Grazie al cielo bastarono quelle poche parole del biondo per far calmare il britannico, che riprese a sorridere, per poi accavallare le gambe magre avvolte da dei jeans bianchi (..forse un po' troppo attillati).

 

-Well..prima però montiamo il tabellone, poi vi spiego!- Tutti i presenti, chi più chi meno, alzarono gli occhi al cielo; a nessuno andava di montare quel tabellone a più piani! Insomma, dalla scatola sembrava facile...ma tutti sapevano che "le apparenze ingannano".

 

Lo spagnolo, dopo qualche attimo di silenzio, prese parola.

-Senti, montalo tu, no? In fondo sei tu che hai comprato questa merda. E sempre tu che volevi giocarci.- Il moro calcò più volte la parola "tu", con aria scocciata; come avrebbe voluto accendersi un'altra sigaretta; Albert, che quasi sembrò leggergli il pensiero, infilò un mano nella tasca della sua felpa verde acido e prese il pacchetto di cicche, lanciandolo su un tavolino li vicino.

Oscar, per niente felice dell'intervento dell'iberico, sbuffò teatralmente.

 

-Ma ci giochiamo tutti insieme, quindi ognuno farà qualcosa! Allora...- Il ragazzo prese la scatola contenente il gioco, tornando a sorridere, osservandone il davanti.

C'era disegnata un'enorme casa a tre piani, piuttosto tetra, sopratutto a causa dei vetri rotti e della porta in legno quasi del tutto distrutta, così come alcune parti della struttura stessa; sembrava un miracolo che quell'abitazione stesse ancora in piedi, nonostante fosse finta.

Le dita affusolate dell'inglese accarezzarono il cartone della scatola, per poi sussurrare, assorto, di spegnere la luce. Pierre guardò male l'americano che, casualmente, si trovava seduto vicino l'interruttore; il moro alzò un braccio e spense la luce: ormai la stanza era illuminata soltanto da una lampadina, poggiata su un tavolo vicino all'inglese, che quest'ultimo si era sbrigato ad accendere, pur di non rimanere al buio: come avrebbe letto le istruzioni, altrimenti?

 

-Allora...vediamo i vari compiti!- Finalmente Oscar sollevò il coperchio della scatola (quella sera l'aveva fatto solo una volta e da solo, in cucina, per prendere il libretto delle istruzioni).

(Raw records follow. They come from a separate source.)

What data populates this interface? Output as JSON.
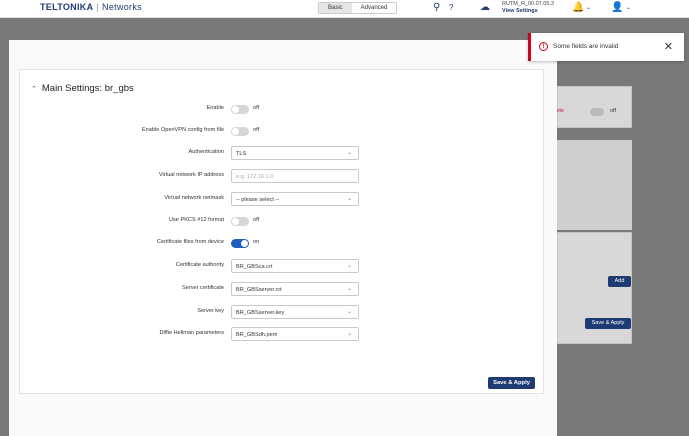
{
  "header": {
    "brand": "TELTONIKA",
    "brand_sep": "|",
    "brand_sub": "Networks",
    "mode_basic": "Basic",
    "mode_advanced": "Advanced",
    "firmware": "RUTM_R_00.07.05.3",
    "view_settings": "View Settings"
  },
  "background": {
    "delete_label": "delete",
    "toggle_state": "off",
    "add_label": "Add",
    "save_apply": "Save & Apply"
  },
  "panel": {
    "title": "Main Settings: br_gbs",
    "rows": [
      {
        "label": "Enable",
        "state": "off"
      },
      {
        "label": "Enable OpenVPN config from file",
        "state": "off"
      },
      {
        "label": "Authentication",
        "value": "TLS"
      },
      {
        "label": "Virtual network IP address",
        "placeholder": "e.g. 172.16.1.0"
      },
      {
        "label": "Virtual network netmask",
        "value": "-- please select --"
      },
      {
        "label": "Use PKCS #12 format",
        "state": "off"
      },
      {
        "label": "Certificate files from device",
        "state": "on"
      },
      {
        "label": "Certificate authority",
        "value": "BR_GBSca.crt"
      },
      {
        "label": "Server certificate",
        "value": "BR_GBSserver.crt"
      },
      {
        "label": "Server key",
        "value": "BR_GBSserver.key"
      },
      {
        "label": "Diffie Hellman parameters",
        "value": "BR_GBSdh.pem"
      }
    ],
    "save_label": "Save & Apply"
  },
  "toast": {
    "message": "Some fields are invalid",
    "icon": "!",
    "close": "✕"
  },
  "colors": {
    "brand": "#1f3b73",
    "toggle_on": "#1f5fbf",
    "error": "#d0021b"
  }
}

Il biondo si decise di sedersi a terra assieme alle altre Nazioni e poggiò la scatola al centro della piccola cerchia di amici.

 

Il tedesco biondo prese un mazzo di carte dalla scatola, iniziando a voltarle, curioso di vedere quali figure vi fossero stampate sopra.

Fucili, coltelli, matite, mattoni, pistole, mitragliatrici, cecchini, fogli di carta...c'era di tutto; e, sopra ogni disegno (molto dettagliato, d'altronde), c'era un numero, diverso per ogni carta.

 

-E questi?- Domandò Lutz, per poi continuare, con lo sguardo fisso su una carta in particolare. -Posso avere il mitra?-

 

 

-No..ossia, si! Cioè...dipende, ecco!- Un bambino di sei anni si spiegava meglio dell'inglese che, veloce, prese il mazzo di carte dalle mani del tedesco.

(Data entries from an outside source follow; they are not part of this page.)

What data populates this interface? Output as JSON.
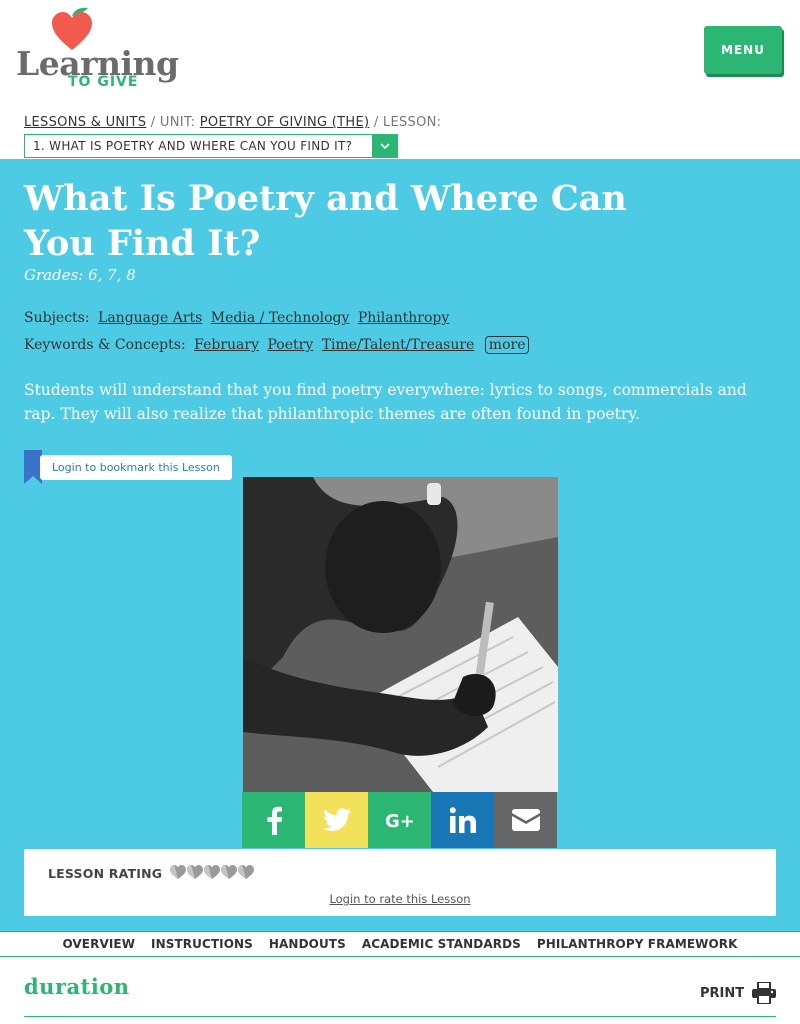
{
  "logo": {
    "word": "Learning",
    "tagline": "TO GIVE"
  },
  "header": {
    "menu_label": "MENU"
  },
  "breadcrumb": {
    "lessons_units": "LESSONS & UNITS",
    "sep1": " / UNIT: ",
    "unit": "POETRY OF GIVING (THE)",
    "sep2": " / LESSON:",
    "lesson_select": "1. WHAT IS POETRY AND WHERE CAN YOU FIND IT?"
  },
  "lesson": {
    "title": "What Is Poetry and Where Can You Find It?",
    "grades": "Grades: 6, 7, 8",
    "subjects_label": "Subjects:",
    "subjects": [
      "Language Arts",
      "Media / Technology",
      "Philanthropy"
    ],
    "keywords_label": "Keywords & Concepts:",
    "keywords": [
      "February",
      "Poetry",
      "Time/Talent/Treasure"
    ],
    "more_label": "more",
    "summary": "Students will understand that you find poetry everywhere: lyrics to songs, commercials and rap. They will also realize that philanthropic themes are often found in poetry.",
    "bookmark_label": "Login to bookmark this Lesson"
  },
  "share": {
    "icons": [
      "facebook-icon",
      "twitter-icon",
      "google-plus-icon",
      "linkedin-icon",
      "email-icon"
    ],
    "colors": [
      "#2bb673",
      "#f2e15a",
      "#2bb673",
      "#1877b4",
      "#666666"
    ]
  },
  "rating": {
    "label": "LESSON RATING",
    "hearts_filled": 0,
    "hearts_total": 5,
    "login_label": "Login to rate this Lesson"
  },
  "tabs": [
    "OVERVIEW",
    "INSTRUCTIONS",
    "HANDOUTS",
    "ACADEMIC STANDARDS",
    "PHILANTHROPY FRAMEWORK"
  ],
  "section": {
    "heading": "duration",
    "print_label": "PRINT"
  },
  "colors": {
    "accent": "#2bb673",
    "hero": "#4ecbe4",
    "link_blue": "#2b7bb9"
  }
}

-Queste sono le armi che avremo all'interno del gioco, solo che sono casuali!- Mentre parlava il ragazzo prese ad immischiare il mazzo. -All'inizio del gioco darò una carta ad ognuno di voi, quella sarà la vostra arma finché..-

 

Ma Oscar venne interrotto dal canadese, che si avvicinò, mettendosi seduto più vicino alla scatola.

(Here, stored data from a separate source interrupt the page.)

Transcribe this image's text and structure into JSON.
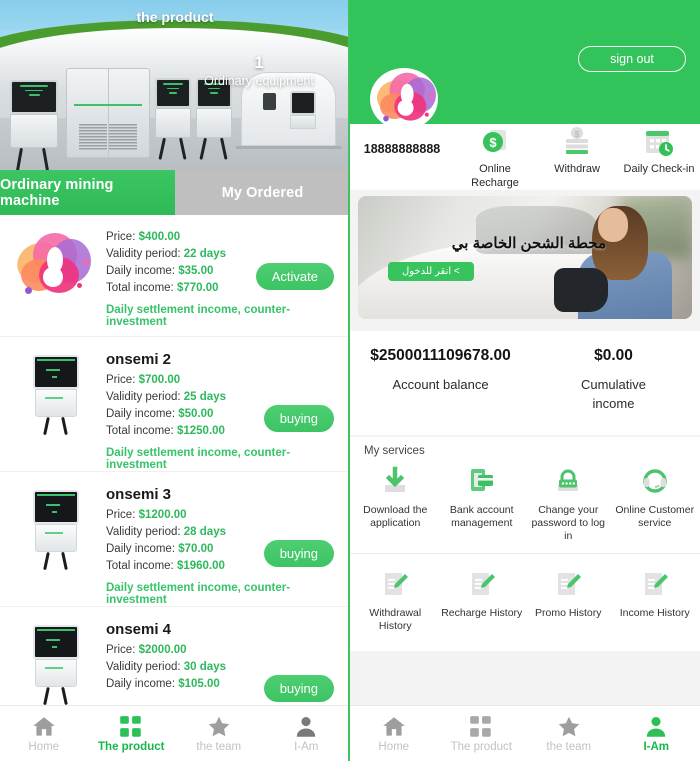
{
  "left": {
    "hero": {
      "title": "the product",
      "badge_number": "1",
      "badge_caption": "Ordinary equipment"
    },
    "tabs": [
      {
        "label": "Ordinary mining machine",
        "active": true
      },
      {
        "label": "My Ordered",
        "active": false
      }
    ],
    "labels": {
      "price": "Price:",
      "validity": "Validity period:",
      "daily": "Daily income:",
      "total": "Total income:",
      "note": "Daily settlement income, counter-investment"
    },
    "products": [
      {
        "name": "",
        "price": "$400.00",
        "validity": "22 days",
        "daily_income": "$35.00",
        "total_income": "$770.00",
        "button": "Activate",
        "note": "Daily settlement income, counter-investment",
        "icon": "brand-logo"
      },
      {
        "name": "onsemi 2",
        "price": "$700.00",
        "validity": "25 days",
        "daily_income": "$50.00",
        "total_income": "$1250.00",
        "button": "buying",
        "note": "Daily settlement income, counter-investment",
        "icon": "charger-thumb"
      },
      {
        "name": "onsemi 3",
        "price": "$1200.00",
        "validity": "28 days",
        "daily_income": "$70.00",
        "total_income": "$1960.00",
        "button": "buying",
        "note": "Daily settlement income, counter-investment",
        "icon": "charger-thumb"
      },
      {
        "name": "onsemi 4",
        "price": "$2000.00",
        "validity": "30 days",
        "daily_income": "$105.00",
        "total_income": "",
        "button": "buying",
        "note": "",
        "icon": "charger-thumb"
      }
    ],
    "nav": [
      {
        "label": "Home",
        "icon": "home-icon",
        "active": false
      },
      {
        "label": "The product",
        "icon": "grid-icon",
        "active": true
      },
      {
        "label": "the team",
        "icon": "star-icon",
        "active": false
      },
      {
        "label": "I-Am",
        "icon": "person-icon",
        "active": false
      }
    ]
  },
  "right": {
    "header": {
      "sign_out": "sign out",
      "phone": "18888888888"
    },
    "quick_actions": [
      {
        "label": "Online Recharge",
        "icon": "dollar-circle-icon"
      },
      {
        "label": "Withdraw",
        "icon": "coin-stack-icon"
      },
      {
        "label": "Daily Check-in",
        "icon": "calendar-clock-icon"
      }
    ],
    "banner": {
      "headline": "محطة الشحن الخاصة بي",
      "cta": "> انقر للدخول"
    },
    "balance": [
      {
        "amount": "$2500011109678.00",
        "label": "Account balance"
      },
      {
        "amount": "$0.00",
        "label": "Cumulative income"
      }
    ],
    "services": {
      "title": "My services",
      "row1": [
        {
          "label": "Download the application",
          "icon": "download-icon"
        },
        {
          "label": "Bank account management",
          "icon": "bank-card-icon"
        },
        {
          "label": "Change your password to log in",
          "icon": "lock-icon"
        },
        {
          "label": "Online Customer service",
          "icon": "headset-icon"
        }
      ],
      "row2": [
        {
          "label": "Withdrawal History",
          "icon": "document-edit-icon"
        },
        {
          "label": "Recharge History",
          "icon": "document-edit-icon"
        },
        {
          "label": "Promo History",
          "icon": "document-edit-icon"
        },
        {
          "label": "Income History",
          "icon": "document-edit-icon"
        }
      ]
    },
    "nav": [
      {
        "label": "Home",
        "icon": "home-icon",
        "active": false
      },
      {
        "label": "The product",
        "icon": "grid-icon",
        "active": false
      },
      {
        "label": "the team",
        "icon": "star-icon",
        "active": false
      },
      {
        "label": "I-Am",
        "icon": "person-icon",
        "active": true
      }
    ]
  },
  "colors": {
    "brand_green": "#33c35b",
    "button_green": "#3cc463",
    "note_green": "#37c36a",
    "value_green": "#2eb85c",
    "nav_inactive": "#c2c2c2",
    "nav_active": "#17b84a",
    "tab_inactive": "#bfbfbf"
  }
}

-E se mi capita un'arma che non voglio?-

 

-...quella sarà la vostra arma finché- Oscar ripeté l'ultima parte della frase dapprima interrotta, alzando gli occhi al cielo. -Finché non capiterete su una casella "Arma" sul tabellone. Li potrete pescare una carta dal mazzo e scegliere se cambiare arma o meno.-

 

-E quei numeri determinano la...potenza dell'arma?- Domandò Lutz, togliendosi il cappello grigio dal capo e poggiandolo a terra, accanto a se.

 

-Esatto! Però di quello ne parleremo dopo..ah, cavoletti, mi ero dimenticato la cosa più importante!- Tutti iniziarono a fissare l'inglese che, lentamente, posò il mazzo contenente le armi a terra, vicino a se. -...Lo scopo del gioco! Come vincere, insomma.- Il biondo socchiuse gli occhi, guardando nella scatola, alla ricerca di qualcosa.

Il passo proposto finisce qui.